Anais signe son retour à la compétition avec une belle 2ème place (source biathlonworld.com)

Espoir maintenant car tirer des conclusions après seulement 5 courses compte tenu de la situation actuelle est précipité. A l’instar des Italiens, les Français se sont préparés dans des conditions neiges totalement différentes de celles rencontrées en Finlande. Selon le coach Vincent Vittoz, la neige de la station Bessans, qui avait mis les petits plats dans les grands pour la préparation du groupe France, était en effet bien plus compacte. L’accumulation des courses devrait permettre aux Français de retrouver petit à petit la forme. Justine et Emilien devront néanmoins trouver des solutions aux tirs.

A noter que le groupe France accueillera un nouveau membre en la personne d’Oscar Lombardot, tireur d’élite qui prépare les Championnats du monde Junior cette année. Une belle occasion pour lui de se tester face aux meilleurs mondiaux et pour nous de voir la relève de l’Equipe de France.

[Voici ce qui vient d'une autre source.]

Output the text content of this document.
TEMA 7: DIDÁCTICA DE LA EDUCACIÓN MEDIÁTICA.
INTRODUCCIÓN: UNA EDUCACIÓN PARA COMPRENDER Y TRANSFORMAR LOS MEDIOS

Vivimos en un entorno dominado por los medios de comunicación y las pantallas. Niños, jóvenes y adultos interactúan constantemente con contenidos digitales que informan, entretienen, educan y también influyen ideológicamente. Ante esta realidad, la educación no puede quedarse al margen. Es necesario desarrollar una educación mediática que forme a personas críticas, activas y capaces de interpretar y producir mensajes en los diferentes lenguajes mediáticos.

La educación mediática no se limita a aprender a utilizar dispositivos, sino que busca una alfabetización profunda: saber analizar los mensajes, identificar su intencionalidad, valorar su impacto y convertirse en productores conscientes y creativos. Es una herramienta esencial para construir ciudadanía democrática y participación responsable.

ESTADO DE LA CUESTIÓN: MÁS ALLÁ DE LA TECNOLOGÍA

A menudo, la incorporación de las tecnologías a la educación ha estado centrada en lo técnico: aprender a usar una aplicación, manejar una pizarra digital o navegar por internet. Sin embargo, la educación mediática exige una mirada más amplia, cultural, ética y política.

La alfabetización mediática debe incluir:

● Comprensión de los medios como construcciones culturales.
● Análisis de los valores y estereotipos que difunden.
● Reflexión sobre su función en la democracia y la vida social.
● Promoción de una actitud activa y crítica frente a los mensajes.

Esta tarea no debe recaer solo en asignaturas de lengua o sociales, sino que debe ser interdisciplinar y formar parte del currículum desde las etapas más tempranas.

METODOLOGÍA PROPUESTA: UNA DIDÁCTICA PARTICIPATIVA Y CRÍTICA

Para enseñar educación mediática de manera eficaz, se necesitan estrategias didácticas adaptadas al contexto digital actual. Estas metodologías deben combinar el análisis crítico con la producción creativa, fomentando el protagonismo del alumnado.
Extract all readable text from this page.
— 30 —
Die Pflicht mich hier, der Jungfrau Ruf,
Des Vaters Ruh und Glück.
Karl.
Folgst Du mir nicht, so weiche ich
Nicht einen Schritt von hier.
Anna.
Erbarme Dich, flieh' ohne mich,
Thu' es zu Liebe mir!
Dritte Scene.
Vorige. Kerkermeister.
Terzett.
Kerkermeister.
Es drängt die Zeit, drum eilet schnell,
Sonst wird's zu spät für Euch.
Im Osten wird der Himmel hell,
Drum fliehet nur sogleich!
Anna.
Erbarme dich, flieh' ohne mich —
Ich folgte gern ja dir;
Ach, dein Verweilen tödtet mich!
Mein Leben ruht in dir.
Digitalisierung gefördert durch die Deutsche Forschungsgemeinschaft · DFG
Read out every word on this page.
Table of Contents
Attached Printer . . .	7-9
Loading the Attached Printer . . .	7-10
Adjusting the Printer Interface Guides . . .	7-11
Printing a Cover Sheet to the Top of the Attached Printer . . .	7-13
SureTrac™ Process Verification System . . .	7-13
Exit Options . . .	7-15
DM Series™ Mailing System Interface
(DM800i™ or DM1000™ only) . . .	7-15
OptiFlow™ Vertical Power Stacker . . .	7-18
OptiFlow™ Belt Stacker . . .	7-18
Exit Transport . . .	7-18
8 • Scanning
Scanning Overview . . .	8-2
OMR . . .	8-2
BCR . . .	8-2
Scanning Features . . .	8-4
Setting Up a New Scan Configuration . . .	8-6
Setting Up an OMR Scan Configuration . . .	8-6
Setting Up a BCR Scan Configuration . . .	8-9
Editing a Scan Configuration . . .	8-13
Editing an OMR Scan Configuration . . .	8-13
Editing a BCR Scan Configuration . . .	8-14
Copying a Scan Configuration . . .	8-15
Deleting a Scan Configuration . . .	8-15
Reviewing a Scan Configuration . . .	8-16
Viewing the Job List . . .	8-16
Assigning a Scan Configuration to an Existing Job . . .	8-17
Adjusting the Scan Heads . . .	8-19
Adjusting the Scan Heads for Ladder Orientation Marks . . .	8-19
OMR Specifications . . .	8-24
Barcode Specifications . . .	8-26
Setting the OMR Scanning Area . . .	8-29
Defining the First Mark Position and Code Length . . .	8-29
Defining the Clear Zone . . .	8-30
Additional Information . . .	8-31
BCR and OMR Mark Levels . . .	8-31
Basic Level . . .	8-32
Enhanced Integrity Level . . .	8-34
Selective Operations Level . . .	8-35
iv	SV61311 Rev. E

Après ce doublon Finlandais, le circuit mondial se dirige vers Hochfilzen pour 12 courses. La station Autrichienne n’est pas aussi enneigée que Kontiolahti et les conditions devraient être bien différentes. Les courses auront également lieu en altitude, différence majeure par rapport aux week-ends Finlandais. Suffisant pour homogénéiser le niveau de tous les biathlètes ? Les Suédois tiendront t’ils toujours la dragée haute aux Norvégiens ?  Les Français vont-ils repartir de l’avant et regrimper dans les top 10 ? Dorothéa Wierer et les Norvégiennes vont-elles se rebeller face à la force collective des Suédoises ? Réponse ce vendredi avec les premiers sprint du doublon Autrichien.